Quand la valeur humaine se résume à un chiffre : Réflexion sur la cruauté de « Classroom of the Elite »
- 23 avr.
- 3 min de lecture

Salut, c'est Osamanga !
Avez-vous déjà ressenti ce sentiment de vide après avoir vu un projet, préparé avec tant de cœur, s'effondrer à cause d'une seule petite erreur ?

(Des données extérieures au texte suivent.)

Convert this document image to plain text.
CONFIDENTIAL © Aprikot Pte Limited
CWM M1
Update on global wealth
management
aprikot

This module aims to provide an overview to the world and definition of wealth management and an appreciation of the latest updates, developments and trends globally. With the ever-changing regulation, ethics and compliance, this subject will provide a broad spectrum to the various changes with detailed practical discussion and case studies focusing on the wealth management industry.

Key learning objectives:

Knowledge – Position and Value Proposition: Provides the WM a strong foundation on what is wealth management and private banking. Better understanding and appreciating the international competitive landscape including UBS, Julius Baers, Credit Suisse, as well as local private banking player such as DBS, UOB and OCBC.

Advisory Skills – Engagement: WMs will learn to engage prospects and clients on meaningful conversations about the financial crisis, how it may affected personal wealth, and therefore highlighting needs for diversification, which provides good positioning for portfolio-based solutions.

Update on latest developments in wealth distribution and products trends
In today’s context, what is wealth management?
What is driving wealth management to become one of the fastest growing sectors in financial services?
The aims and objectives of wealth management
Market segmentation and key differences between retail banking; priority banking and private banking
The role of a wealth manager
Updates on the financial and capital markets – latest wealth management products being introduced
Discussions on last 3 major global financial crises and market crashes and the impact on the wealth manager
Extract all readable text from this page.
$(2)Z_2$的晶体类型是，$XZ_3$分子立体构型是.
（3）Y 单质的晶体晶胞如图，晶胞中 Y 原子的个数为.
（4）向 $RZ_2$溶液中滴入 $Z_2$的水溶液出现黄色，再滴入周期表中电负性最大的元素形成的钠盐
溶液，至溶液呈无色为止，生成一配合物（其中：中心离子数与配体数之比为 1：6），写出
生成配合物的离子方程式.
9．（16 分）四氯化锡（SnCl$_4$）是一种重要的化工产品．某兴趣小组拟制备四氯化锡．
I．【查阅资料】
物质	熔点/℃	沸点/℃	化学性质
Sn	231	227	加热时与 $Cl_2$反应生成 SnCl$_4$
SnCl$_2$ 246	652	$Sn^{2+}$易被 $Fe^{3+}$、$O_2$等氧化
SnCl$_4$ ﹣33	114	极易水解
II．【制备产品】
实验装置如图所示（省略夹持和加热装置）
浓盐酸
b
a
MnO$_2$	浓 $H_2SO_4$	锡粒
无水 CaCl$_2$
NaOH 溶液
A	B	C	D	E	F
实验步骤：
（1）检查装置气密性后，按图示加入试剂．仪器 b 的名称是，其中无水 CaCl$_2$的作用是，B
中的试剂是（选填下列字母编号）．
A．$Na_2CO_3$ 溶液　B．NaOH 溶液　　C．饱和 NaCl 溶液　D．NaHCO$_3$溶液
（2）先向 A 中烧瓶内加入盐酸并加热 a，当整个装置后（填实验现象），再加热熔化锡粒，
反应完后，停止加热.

Ce moment où, malgré tous vos efforts, les résultats ne sont pas là. Ce moment où l'écart avec ceux qui « réussissent sans effort » vous laisse sans voix.
C’est une sensation de désarroi que nous avons tous connue un jour ou l'autre.
D'ailleurs, il y a une scène précise dans la saison 4 de l'anime *Classroom of the Elite* qui m'a profondément marqué.
La manière dont l'œuvre dépeint cette inégalité, avec une cruauté presque chirurgicale, résonne exactement avec ce sentiment.
Une règle implacable : quand tout devient « chiffre »
Dans cette école, il existe un mécanisme appelé le « Système S ».
Ici, les résultats de la classe se traduisent directement en « points » individuels, qui constituent la seule et unique monnaie de récompense.
Ce qui est terrifiant dans ce système, c'est sa volonté absolue de tout « quantifier ».
Ce que vous avez fait, l'énergie que vous avez déployée... tout cela n'a aucune importance. Seul le chiffre final, le nombre de points restants dans votre poche, raconte la vérité.
Avec des points, vous accédez au luxe ; sans eux, votre survie même est menacée. Cette mécanique, où la valeur d'un individu est dictée par un simple indicateur numérique, insuffle une tension insoutenable au récit.
C'est assez effrayant, n'est-ce pas ? Se retrouver face à un chiffre qui affiche, de manière publique et incontestable, la mesure de ses propres efforts.
La chute des points : le visage brut de l'inégalité
Dans cette 4ème saison, une scène m'a particulièrement marqué : le moment où, suite à un examen, les points de la classe dégringolent de façon spectaculaire.
Voir ces chiffres s'effriter sous nos yeux, c'était presque physique ; j'en avais l'estomac noué.
Ce n'était pas simplement une « défaite ».
La perte de points entraîne une réduction tangible des ressources et du statut de la classe. C'est cette sensation d'urgence, ce vertige que l'on ressent quand on voit le sol se dérober, comme si le sol de notre compte bancaire approchait dangereusement de zéro.
« Tous nos efforts sont devenus instantanément dénués de sens à cause de cette baisse de chiffres. » Le désespoir des personnages était palpable, presque viscéral.
Certains l'ont peut-être remarqué, mais ce n'est pas juste une question d'échec scolaire.
C'est le symbole d'une inégalité qui se fige : l'idée que l'écart de talent ou de stratégie peut mener directement à la perte de vos droits fondamentaux.
Le décalage entre effort et récompense
Ce système de points ne vous semble-t-il pas étrangement familier ?
On peut y voir un écho direct de nos systèmes d'évaluation en entreprise.
Peu importe le nombre d'heures supplémentaires ou la rigueur de votre préparation. Si le chiffre final — qu'il s'agisse du chiffre d'affaires ou des indicateurs clés (KPI) — n'est pas au rendez-vous, votre travail est invisible. Et la différence de traitement, comme le montant des primes, vient alors vous confronter brutalement à la réussite des autres.
« J'ai tant sacrifié, alors pourquoi cette personne obtient-elle une telle reconnaissance ? »
Face à l'écart numérique, on finit par douter de sa propre valeur. La chute des points dans le Système S semble porter cette angoisse à son paroxysme.
Comment accepter l'écart infranchissable ?
Le plus terrifiant dans cette œuvre, c'est que le processus luies-même n'est jamais valorisé.
Vos tâtonnements, vos essais, les sacrifices que vous avez faits pour la classe... tant que cela ne fait pas grimper le score, le système traite ces efforts comme s'ils n'avaient jamais existé.
Les notes, les classements, les statistiques... des chiffres incontournables qui figent votre position par comparaison constante avec vos pairs.
Le célèbre adage « le travail finit par payer » paraît soudain d'une fragilité déconcertante. L'œuvre projette cette vérité cruelle à travers le filtre froid et impitoyable des chiffres.
Face à l'absurdité de tels mécanismes, que pouvons-nous faire ?
La réponse m'échappe encore. Mais chaque fois que je revois ces points s'évaporer, je ne peux m'empêcher d'y réfléchir.